Russie

«Nounou sanguinaire»: silence des télévisions russes

Une femme a été arrêtée à Moscou après avoir décapité l’enfant dont elle avait la garde. Elle a affirmé avoir agi «sur ordre d’Allah»

Fait divers monstrueux ou nouvel acte barbare de l’Etat islamique? Les internautes russes ont découvert avec effroi lundi les images filmées par plusieurs passants d’une femme vêtue d’un tchador noir, tenant dans sa main la tête tranchée d’un enfant. Déambulant pendant cinquante longues minutes autour de la sortie d’une station de métro moscovite, elle criait aux passants «Allah est grand», «je hais la démocratie», «je suis une terroriste». Seconde surprise le soir, alors que les grandes chaînes télévisées, à travers lesquelles s’informent deux tiers de la population russe, ont passé la tragédie sous silence, et continuent à l’ignorer encore.

Les faits ont rapidement été établis. Goultchekhra Bobokoulova, 38 ans, a tué et décapité lundi la fillette de 4 ans dont elle était la nounou. Cette femme divorcée de nationalité ouzbèke a été déférée devant la justice russe mercredi, où elle a tenu des propos tantôt incohérents, tantôt à teneur salafiste devant les journalistes et magistrats présents. «J’ai faim, je vais mourir dans une semaine, c’est la fin du monde, on m’a interdit de manger» ou encore: «J’ai fait ce qu’Allah m’a ordonné de faire».
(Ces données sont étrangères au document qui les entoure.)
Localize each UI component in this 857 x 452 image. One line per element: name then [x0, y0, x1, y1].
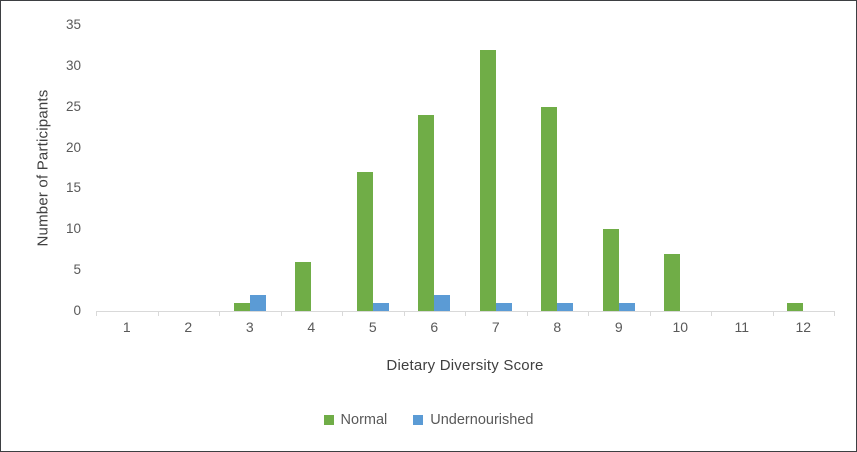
bar-normal-3	[233, 302, 250, 311]
bar-normal-7	[479, 49, 496, 311]
x-tick-label: 4	[307, 319, 316, 335]
legend: Normal Undernourished	[1, 412, 856, 428]
x-tick-label: 10	[672, 319, 689, 335]
x-axis-tick	[219, 311, 220, 316]
x-axis-tick	[157, 311, 159, 316]
x-tick-label: 3	[245, 319, 254, 335]
x-axis-tick	[834, 311, 835, 316]
x-tick-label: 6	[430, 319, 439, 335]
y-tick-label: 5	[73, 262, 81, 278]
y-tick-label: 30	[65, 57, 81, 73]
x-tick-label: 8	[553, 319, 562, 335]
bar-undernourished-9	[618, 302, 635, 311]
x-axis-tick	[342, 311, 343, 316]
y-tick-label: 10	[65, 221, 81, 237]
y-tick-label: 25	[65, 98, 81, 114]
x-tick-label: 7	[491, 319, 500, 335]
bar-undernourished-6	[434, 294, 451, 311]
bar-normal-9	[602, 229, 619, 311]
bar-normal-4	[295, 261, 312, 311]
legend-swatch-icon	[413, 415, 424, 425]
x-tick-label: 1	[122, 319, 131, 335]
x-axis-tick	[96, 311, 97, 316]
bar-undernourished-3	[249, 294, 266, 311]
x-tick-label: 2	[184, 319, 193, 335]
bar-normal-5	[356, 172, 373, 311]
x-axis-tick	[772, 311, 774, 316]
bar-undernourished-5	[372, 302, 389, 311]
y-tick-label: 35	[65, 17, 81, 32]
x-axis-tick	[526, 311, 528, 316]
x-axis-title: Dietary Diversity Score	[386, 357, 544, 374]
x-tick-label: 9	[614, 319, 623, 335]
x-tick-label: 5	[368, 319, 377, 335]
x-axis-tick	[588, 311, 589, 316]
x-axis-tick	[403, 311, 405, 316]
x-axis-tick	[465, 311, 466, 316]
bar-undernourished-8	[557, 302, 574, 311]
x-tick-label: 12	[795, 319, 812, 335]
bar-undernourished-7	[495, 302, 512, 311]
y-tick-label: 15	[65, 180, 81, 196]
y-tick-label: 20	[65, 139, 81, 155]
bar-normal-12	[787, 302, 804, 311]
x-axis-tick	[649, 311, 651, 316]
bar-normal-6	[418, 114, 435, 311]
y-tick-label: 0	[73, 303, 81, 318]
x-axis-tick	[280, 311, 282, 316]
legend-item-normal: Normal	[323, 412, 388, 428]
legend-item-undernourished: Undernourished	[413, 412, 533, 428]
legend-label: Normal	[340, 412, 388, 428]
bar-normal-10	[664, 253, 681, 311]
legend-label: Undernourished	[430, 412, 534, 428]
x-tick-label: 11	[734, 319, 750, 335]
x-axis-tick	[711, 311, 712, 316]
bar-normal-8	[541, 106, 558, 311]
legend-swatch-icon	[323, 415, 334, 425]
Les motivations de la «nounou sanguinaire» sont apparues plus précisément jeudi, lorsqu’une vidéo visiblement filmée le jour même du crime par des personnes hors champ procédant aux premiers interrogatoires, a été postée sur YouTube. La nounou explique avoir voulu «se venger de Poutine» parce qu’il «bombarde [en Syrie] des musulmans, des enfants musulmans, pourquoi personne n’en parle?». Se décrivant comme une musulmane pieuse, elle dit avoir voulu «partir vivre en Syrie», mais n’avait pas assez d’argent. Goultchekhra Bobokoulova décrit sa victime comme une «handicapée dont seul 10% du cerveau fonctionne».
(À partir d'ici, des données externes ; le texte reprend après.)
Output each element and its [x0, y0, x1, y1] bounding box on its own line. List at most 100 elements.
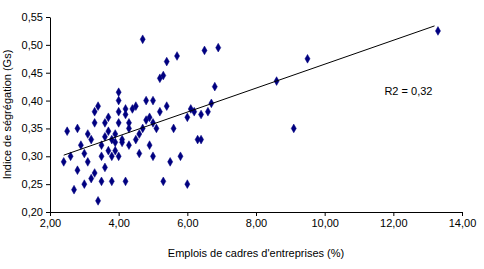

Les enquêteurs ont soumis la suspecte à des examens psychiatrique, suggérant qu’elle ait agi sous l’emprise de psychotropes. Mais la presse russe cite aussi des sources policières affirmant avoir trouvé dans le portable de Bobokoulova deux numéros de téléphone de djihadistes connus des services de police.

Au Kremlin, on penche pour un fait divers. «Il me semble évident qu’on a affaire à une femme démente et il faut traiter les propos qu’elle tient comme tels», estime le porte-parole du Kremlin Dmitry Peskov. Le Kremlin nie par ailleurs avoir donné comme consigne aux chaînes télévisées de taire la tragédie. «Il me semble qu’on ne peut que manifester de la solidarité avec les chaînes, parce que c’est trop monstrueux pour être montré à l’écran», a-t-il indiqué.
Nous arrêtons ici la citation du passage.